De M. Paul de Montréal (Bonjour M. Paul...)

Mes hommages. Je vous laisse lire M. Lapointe, vous le faites tellement bien.

M. Gendron ; vous êtes à votre meilleur quand vous touchez à l'âme. Celle de votre enfant parti...

Cela nous détend de toutes vos harangues (ra-ra-ra) pour des valeurs de droite et des couvre-feux.

Vous passez d'un extrême à l'autre et vous êtes très difficile à suivre ; vous suivre ou vous rejeter.

C'est vrai que la vie n'est pas facile pour personne et qu'elle réserve plein de surprises heureuses et malheureuses.

Quelle soit la plus heureuse à tous et à vous, M. Gendron, si vous réussissez à trouver une voix qui n'est pas entre le pun facile (mauvaises blagues) ou tribun.

Bonne fin de semaine à tous.
 
Je crois qu'il serait très déplacé pour Gendron de partir d'Huntingdon sans avoir accompli sa mission.

Avec un député comme il a, des plans que celui-ci revend les usines et "scrap" la vie de cette municipalité.

Il doit terminé son travail à la mairie d'Huntingdon avant de procédé à un transfert vers Montréal.
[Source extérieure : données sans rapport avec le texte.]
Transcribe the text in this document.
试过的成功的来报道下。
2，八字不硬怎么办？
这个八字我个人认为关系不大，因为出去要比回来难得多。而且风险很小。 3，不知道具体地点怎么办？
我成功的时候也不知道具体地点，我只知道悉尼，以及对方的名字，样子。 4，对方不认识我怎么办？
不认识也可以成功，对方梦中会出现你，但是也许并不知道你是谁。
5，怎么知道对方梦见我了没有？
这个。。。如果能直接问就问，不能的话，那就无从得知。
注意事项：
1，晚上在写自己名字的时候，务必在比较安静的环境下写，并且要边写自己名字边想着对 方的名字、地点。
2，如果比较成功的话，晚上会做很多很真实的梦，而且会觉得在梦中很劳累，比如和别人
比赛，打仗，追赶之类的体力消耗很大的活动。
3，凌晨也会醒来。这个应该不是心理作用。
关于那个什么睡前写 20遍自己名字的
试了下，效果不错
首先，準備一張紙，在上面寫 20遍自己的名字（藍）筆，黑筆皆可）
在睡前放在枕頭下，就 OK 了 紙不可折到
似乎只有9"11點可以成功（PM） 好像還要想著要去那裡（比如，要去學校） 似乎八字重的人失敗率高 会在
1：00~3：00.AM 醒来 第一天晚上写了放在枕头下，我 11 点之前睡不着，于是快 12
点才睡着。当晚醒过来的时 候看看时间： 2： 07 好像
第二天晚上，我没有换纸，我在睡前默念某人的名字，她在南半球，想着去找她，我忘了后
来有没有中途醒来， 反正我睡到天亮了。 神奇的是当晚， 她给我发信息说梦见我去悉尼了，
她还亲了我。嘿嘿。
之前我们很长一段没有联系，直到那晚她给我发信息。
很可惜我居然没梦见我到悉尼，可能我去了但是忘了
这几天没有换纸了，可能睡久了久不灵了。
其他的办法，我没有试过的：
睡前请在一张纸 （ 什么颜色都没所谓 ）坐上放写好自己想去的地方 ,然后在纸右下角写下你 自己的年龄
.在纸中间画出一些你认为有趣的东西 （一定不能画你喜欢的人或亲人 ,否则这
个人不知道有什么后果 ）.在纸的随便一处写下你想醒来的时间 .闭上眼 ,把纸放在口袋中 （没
Évidemment que s'il rentrerais à la mairie de Montréal, ce serait l'enfer, les syndicats descenderaient dans les rues et l'anarchie reignerait quelques semaines. Tant pis!

Il faut passé par là pour arriver à une société en ordre. Les cols bleus et les syndicats ont besoin d'un coup de pied au cul!